SEANA SMITH: Hey, Bob, looking out ahead to December, we also have the fact that the EU will impose the ban on Russian imports here in terms of crude. What does that mean for us here in the US? I guess how big of a factor do you see that being in the price of oil?

BOB IACCINO: What's interesting, so we saw China and India buying basically every bit of crude oil that Russia could sell them. And it still didn't fill their entire demand. We still had crude oil going from OPEC and going from the US to both of those particular markets. So if they ban the full effect of that crude oil, it's likely to be absorbed by India and China, not likely to affect prices, at least not to the upside. And that's been what we've seen.

There's also ways to sort of divert from those sanctions and avoid those sanctions. So I don't think Russian crude is coming off the market. And one of the problems that we had with crude oil priced as high as it was is that, even though Vladimir Putin needed to discount his crude oil to sell to China and India through direct channels-- China and India were not-- they weren't following the sanctions. They weren't part of the sanctions. So he discounted the crude, but he was still getting about $20 a barrel more than he was prior to the invasion, even with the discounts.

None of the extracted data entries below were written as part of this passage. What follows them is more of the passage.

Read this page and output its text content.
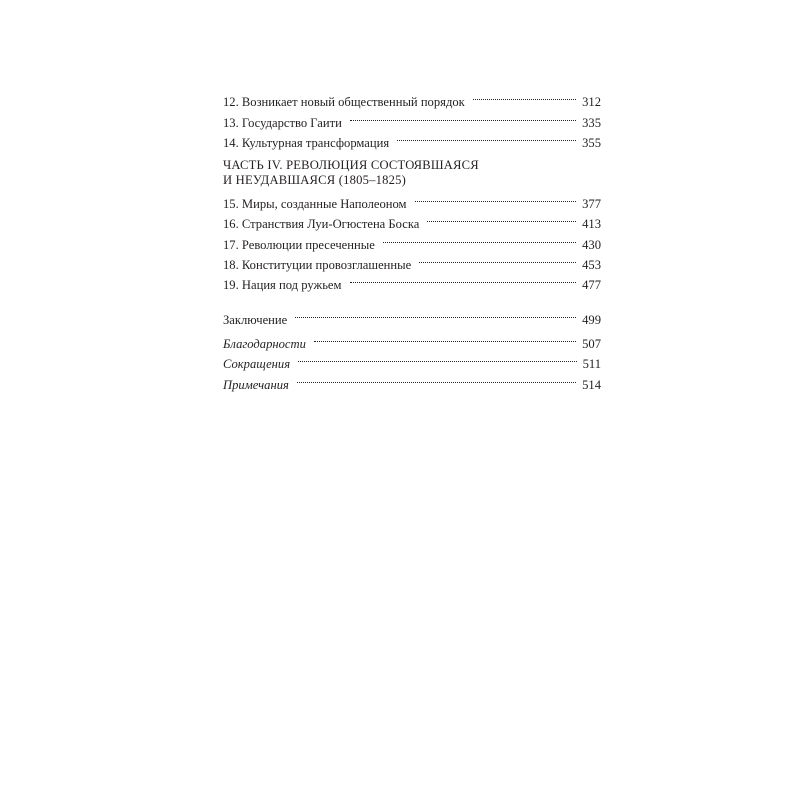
12. Возникает новый общественный порядок	312
13. Государство Гаити	335
14. Культурная трансформация	355
ЧАСТЬ IV. РЕВОЛЮЦИЯ СОСТОЯВШАЯСЯ
И НЕУДАВШАЯСЯ (1805–1825)
15. Миры, созданные Наполеоном	377
16. Странствия Луи-Огюстена Боска	413
17. Революции пресеченные	430
18. Конституции провозглашенные	453
19. Нация под ружьем	477
Заключение	499
Благодарности	507
Сокращения	511
Примечания	514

So I don't think it's going to affect the overall global supply at all. I think what it's going to do is add to inflation because it's going to affect the cost of fuel in the EU. So global inflation is going to suffer. But I don't think the overall crude supply-demand dynamics are going to change that much.

DAVE BRIGGS: And finally, natural gas, we saw earlier this week, hit a 14-year high before coming down a little bit. Where is that market headed?

BOB IACCINO: Yeah, that market's a little bit of a problem. I have a client in the EU who actually works in energy. And he said that they have enough to get through the winter. Let me rephrase this. He told us two weeks ago that they had enough to get through the winter if Nord Stream was turned back on. And then the flow through Nord Stream was restricted.

So you're seeing people already starting to sort of hoard natural gas. The EU is trying to store natural gas. We had a record high in European gas today while we went through two days of lower natural gas prices here in the US, not substantially but still negative numbers next to the US natural gas price. So I suspect that's going to be a real issue.

And we had a refinery shutdown here, an LNG refinery shut down in the US, which restricts the amount of help we can send to the EU. So I worry about that. It's not something I think people should be speculating in because I think the volatility is going to be massive, at levels that we haven't seen, and that volatility is more likely to the upside, unfortunately.

SEANA SMITH: Bob Iaccino, always great to get your perspective. Thanks so much for joining us, co-founder of Path Trading Partners.